Há três aspectos da discussão que gostaria de salientar:
- Defende-se que uma escola numa área pobre necessita de mais recursos -- e de tipo diferente -- do que escolas em áreas mais afluentes;
- A necessidade de haver um envolvimento da comunidade para tentar resolver os problemas, especialmente na forma como as escolas em locais mais pobres são financiadas. O financiamento costuma estar relacionado com o comércio local e com os impostos sobre imóveis, o que é bastante limitativo, pois estas zonas têm imóveis mais baratos e o tipo de comércio presente não gera tantos impostos. Em Houston, a comida comprada na mercearia não paga impostos e uma proporção alta do rendimento das famílias que vivem nestas áreas é gasto em comida.
- Nas escolas em áreas problemáticas, a experiência do pessoal contratado deve ser considerada. Obviamente, quanto mais experientes, mais altos os salários a pagar. Se a escola tem poucos recursos financeiros, então apenas pode contratar pessoas com menos experiência o que pode não ser no melhor interesse dos alunos.
Um excerto do artigo em questão:
Students in hyper-poverty schools - with a poverty rate of 90 percent or higher - have very different life chances than similar students in schools with lower concentrations of poverty. Hyper-poverty schools cannot function in the same way as other schools, often struggling to recruit and retain effective teachers and administrators, and unable to offer the same range of courses and programs as other schools. They enroll many students who have not had access to high-quality early childcare, who have experienced trauma in various forms, and whose parents lack the resources needed to help them.These schools require many more resources than other schools to empower their students to break the cycle of generational poverty through education. Currently, students in hyper-poverty schools are more likely to end up in prison than in college.

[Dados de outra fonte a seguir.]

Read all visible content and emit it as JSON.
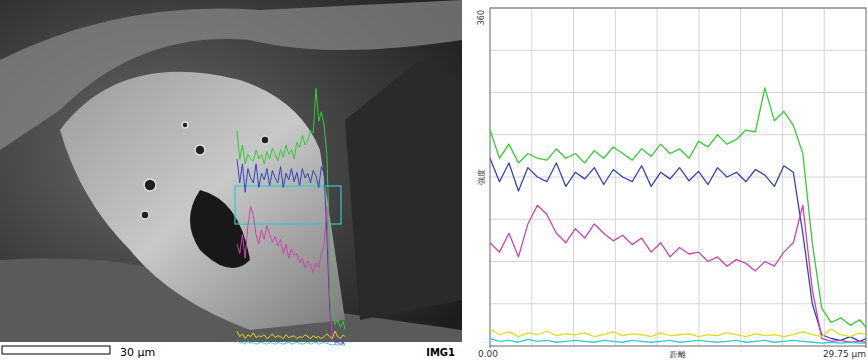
{
  "image": {
    "scale_bar": "30 µm",
    "label": "IMG1"
  },
  "chart_data": {
    "type": "line",
    "xlabel": "距離",
    "ylabel": "強度",
    "xlim": [
      0,
      29.75
    ],
    "ylim": [
      0,
      360
    ],
    "xticks": [
      {
        "value": 0,
        "label": "0.00"
      },
      {
        "value": 29.75,
        "label": "29.75 µm"
      }
    ],
    "yticks": [
      360
    ],
    "grid": true,
    "x": [
      0,
      0.75,
      1.5,
      2.25,
      3,
      3.75,
      4.5,
      5.25,
      6,
      6.75,
      7.5,
      8.25,
      9,
      9.75,
      10.5,
      11.25,
      12,
      12.75,
      13.5,
      14.25,
      15,
      15.75,
      16.5,
      17.25,
      18,
      18.75,
      19.5,
      20.25,
      21,
      21.75,
      22.5,
      23.25,
      24,
      24.75,
      25.5,
      26.25,
      27,
      27.75,
      28.5,
      29.25,
      29.75
    ],
    "series": [
      {
        "color": "#33cc33",
        "values": [
          230,
          200,
          215,
          195,
          205,
          200,
          198,
          210,
          200,
          205,
          195,
          208,
          200,
          212,
          205,
          198,
          210,
          202,
          215,
          205,
          210,
          200,
          218,
          212,
          225,
          215,
          220,
          230,
          228,
          275,
          240,
          250,
          235,
          205,
          110,
          40,
          25,
          30,
          22,
          28,
          20
        ]
      },
      {
        "color": "#3344bb",
        "values": [
          200,
          175,
          195,
          165,
          190,
          180,
          175,
          195,
          170,
          185,
          178,
          190,
          172,
          188,
          180,
          175,
          192,
          170,
          185,
          178,
          190,
          176,
          186,
          172,
          190,
          180,
          185,
          175,
          188,
          182,
          170,
          192,
          185,
          120,
          45,
          12,
          8,
          6,
          10,
          5,
          8
        ]
      },
      {
        "color": "#cc44aa",
        "values": [
          110,
          100,
          120,
          95,
          130,
          150,
          140,
          120,
          110,
          125,
          115,
          130,
          120,
          112,
          118,
          108,
          115,
          100,
          110,
          95,
          105,
          98,
          100,
          90,
          95,
          85,
          92,
          88,
          80,
          90,
          85,
          100,
          110,
          150,
          60,
          8,
          5,
          6,
          4,
          5,
          4
        ]
      },
      {
        "color": "#dddd22",
        "values": [
          18,
          12,
          15,
          10,
          14,
          12,
          16,
          11,
          13,
          12,
          14,
          10,
          12,
          15,
          11,
          13,
          12,
          10,
          14,
          11,
          12,
          13,
          10,
          12,
          11,
          14,
          12,
          10,
          13,
          11,
          12,
          10,
          12,
          15,
          12,
          10,
          18,
          12,
          10,
          14,
          12
        ]
      },
      {
        "color": "#33cccc",
        "values": [
          8,
          5,
          6,
          4,
          7,
          5,
          6,
          4,
          5,
          6,
          5,
          4,
          6,
          5,
          4,
          6,
          5,
          4,
          5,
          6,
          4,
          5,
          6,
          5,
          4,
          5,
          6,
          4,
          5,
          6,
          4,
          5,
          6,
          5,
          4,
          3,
          4,
          3,
          4,
          3,
          3
        ]
      }
    ]
  }
}
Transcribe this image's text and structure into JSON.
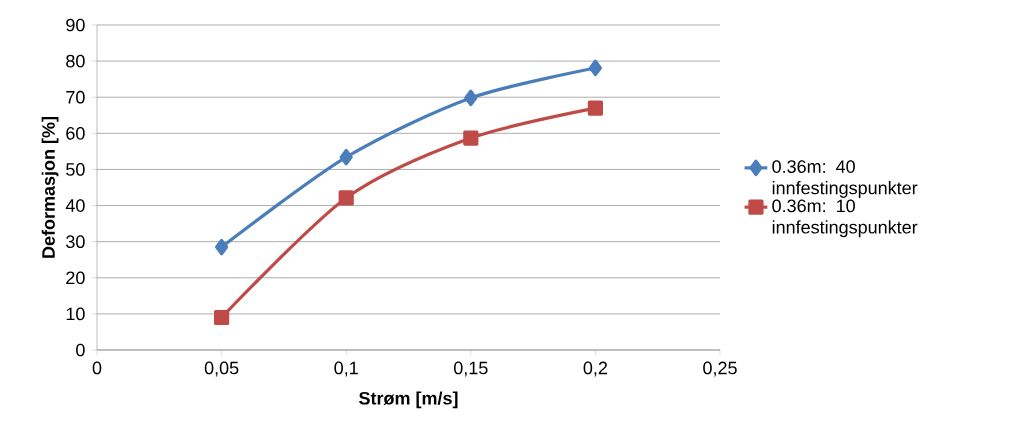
{
  "chart_data": {
    "type": "line",
    "xlabel": "Strøm [m/s]",
    "ylabel": "Deformasjon [%]",
    "xlim": [
      0,
      0.25
    ],
    "ylim": [
      0,
      90
    ],
    "xticks": [
      0,
      {
        "value": 0.05,
        "label": "0,05"
      },
      {
        "value": 0.1,
        "label": "0,1"
      },
      {
        "value": 0.15,
        "label": "0,15"
      },
      {
        "value": 0.2,
        "label": "0,2"
      },
      {
        "value": 0.25,
        "label": "0,25"
      }
    ],
    "yticks": [
      0,
      10,
      20,
      30,
      40,
      50,
      60,
      70,
      80,
      90
    ],
    "x": [
      0.05,
      0.1,
      0.15,
      0.2
    ],
    "series": [
      {
        "name": "0.36m: 40 innfestingspunkter",
        "color": "#4a7ebb",
        "marker": "diamond",
        "values": [
          28.5,
          53.4,
          69.8,
          78.1
        ]
      },
      {
        "name": "0.36m: 10 innfestingspunkter",
        "color": "#be4b48",
        "marker": "square",
        "values": [
          9.0,
          42.1,
          58.7,
          67.0
        ]
      }
    ],
    "grid": "y",
    "legend": "right"
  }
}
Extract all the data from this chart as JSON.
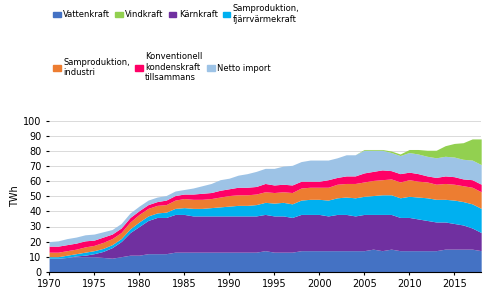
{
  "years": [
    1970,
    1971,
    1972,
    1973,
    1974,
    1975,
    1976,
    1977,
    1978,
    1979,
    1980,
    1981,
    1982,
    1983,
    1984,
    1985,
    1986,
    1987,
    1988,
    1989,
    1990,
    1991,
    1992,
    1993,
    1994,
    1995,
    1996,
    1997,
    1998,
    1999,
    2000,
    2001,
    2002,
    2003,
    2004,
    2005,
    2006,
    2007,
    2008,
    2009,
    2010,
    2011,
    2012,
    2013,
    2014,
    2015,
    2016,
    2017,
    2018
  ],
  "vattenkraft": [
    9,
    9,
    9.5,
    10,
    10,
    10,
    9.5,
    9,
    10,
    11,
    11,
    12,
    12,
    12,
    13,
    13,
    13,
    13,
    13,
    13,
    13,
    13,
    13,
    13,
    14,
    13,
    13,
    13,
    14,
    14,
    14,
    14,
    14,
    14,
    14,
    14,
    15,
    14,
    15,
    14,
    14,
    14,
    14,
    14,
    15,
    15,
    15,
    15,
    14
  ],
  "karnkraft": [
    0,
    0,
    0,
    0.5,
    1,
    2,
    4,
    7,
    10,
    15,
    19,
    22,
    24,
    24,
    25,
    25,
    24,
    24,
    24,
    24,
    24,
    24,
    24,
    24,
    24,
    24,
    24,
    23,
    24,
    24,
    24,
    23,
    24,
    24,
    23,
    24,
    23,
    24,
    23,
    22,
    22,
    21,
    20,
    19,
    18,
    17,
    16,
    14,
    12
  ],
  "samproduktion_fv": [
    1,
    1,
    1.5,
    1.5,
    2,
    2,
    2,
    2,
    2,
    2.5,
    3,
    3,
    3,
    3.5,
    4,
    4.5,
    5,
    5,
    5.5,
    6,
    6.5,
    7,
    7,
    7.5,
    8,
    8.5,
    9,
    9,
    9.5,
    10,
    10,
    10.5,
    11,
    11.5,
    12,
    12,
    12.5,
    13,
    13,
    13,
    14,
    14.5,
    15,
    15,
    15,
    15.5,
    15.5,
    16,
    16
  ],
  "samproduktion_ind": [
    3,
    3,
    3,
    3,
    3.5,
    3.5,
    4,
    4,
    4,
    4.5,
    5,
    5,
    5,
    5,
    5.5,
    6,
    6,
    6,
    6,
    6.5,
    7,
    7,
    7,
    7,
    7,
    7,
    7,
    7.5,
    8,
    8,
    8,
    8.5,
    9,
    9,
    9.5,
    9.5,
    10,
    10,
    10.5,
    10.5,
    11,
    10.5,
    10.5,
    10,
    10.5,
    10.5,
    10.5,
    11,
    11
  ],
  "konv_kond": [
    4,
    4,
    4,
    4,
    4,
    3.5,
    3.5,
    3,
    3,
    3,
    2.5,
    2.5,
    2.5,
    3,
    3,
    3,
    3.5,
    4,
    4,
    4.5,
    4.5,
    5,
    5,
    5,
    5.5,
    5,
    5,
    5,
    4.5,
    4,
    4,
    5,
    4.5,
    5,
    5,
    6,
    6,
    6.5,
    5.5,
    5.5,
    5,
    5,
    4,
    4.5,
    5,
    5,
    4.5,
    5,
    5
  ],
  "netto_import": [
    3,
    3.5,
    4,
    4,
    4,
    4,
    3.5,
    3,
    3,
    3,
    3,
    3,
    3,
    3,
    3,
    3,
    4,
    5,
    6,
    7,
    7,
    8,
    9,
    10,
    10,
    11,
    12,
    13,
    13,
    14,
    14,
    13,
    13,
    14,
    14,
    15,
    14,
    13,
    12,
    12,
    13,
    13,
    13,
    13,
    13,
    13,
    13,
    13,
    13
  ],
  "vindkraft": [
    0,
    0,
    0,
    0,
    0,
    0,
    0,
    0,
    0,
    0,
    0,
    0,
    0,
    0,
    0,
    0,
    0,
    0,
    0,
    0,
    0,
    0,
    0,
    0,
    0,
    0,
    0,
    0,
    0,
    0,
    0,
    0,
    0,
    0,
    0,
    0.5,
    0.5,
    0.5,
    1,
    1,
    2,
    3,
    4,
    5,
    7,
    9,
    11,
    14,
    17
  ],
  "colors": {
    "vattenkraft": "#4472C4",
    "karnkraft": "#7030A0",
    "samproduktion_fv": "#00B0F0",
    "samproduktion_ind": "#ED7D31",
    "konv_kond": "#FF0066",
    "netto_import": "#9DC3E6",
    "vindkraft": "#92D050"
  },
  "legend_row1": [
    {
      "label": "Vattenkraft",
      "color": "#4472C4"
    },
    {
      "label": "Vindkraft",
      "color": "#92D050"
    },
    {
      "label": "Kärnkraft",
      "color": "#7030A0"
    },
    {
      "label": "Samproduktion,\nfjärrvärmekraft",
      "color": "#00B0F0"
    }
  ],
  "legend_row2": [
    {
      "label": "Samproduktion,\nindustri",
      "color": "#ED7D31"
    },
    {
      "label": "Konventionell\nkondenskraft\ntillsammans",
      "color": "#FF0066"
    },
    {
      "label": "Netto import",
      "color": "#9DC3E6"
    }
  ],
  "ylabel": "TWh",
  "ylim": [
    0,
    100
  ],
  "yticks": [
    0,
    10,
    20,
    30,
    40,
    50,
    60,
    70,
    80,
    90,
    100
  ],
  "xticks": [
    1970,
    1975,
    1980,
    1985,
    1990,
    1995,
    2000,
    2005,
    2010,
    2015
  ],
  "grid_color": "#cccccc"
}
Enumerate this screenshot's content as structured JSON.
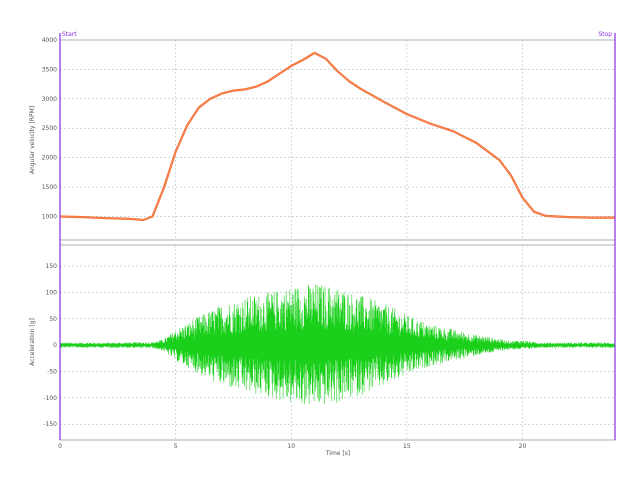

Such schools exist throughout Houston, and the dire poverty seen here is spreading even to the suburbs. But it has been persistently stubborn in the Fifth Ward. It is time that we as a community make serious efforts to work alongside school district administrators and educators to help students in hyper-poverty schools.
We can improve early childhood education and implement systems to better monitor and address school readiness and academic achievement in elementary school. We can provide more and better social services, including counselors, nurses, and mental health specialists, for our middle and high school students. We can help our principals provide a thriving learning environment.
In the nine HISD schools in the Fifth Ward, only one principal had more than five years' tenure, and most of them had fewer than three years of experience. There is no magic wand to immediately transform Fifth Ward schools, but there are specific actions we as a community can take to change the trajectories of these students.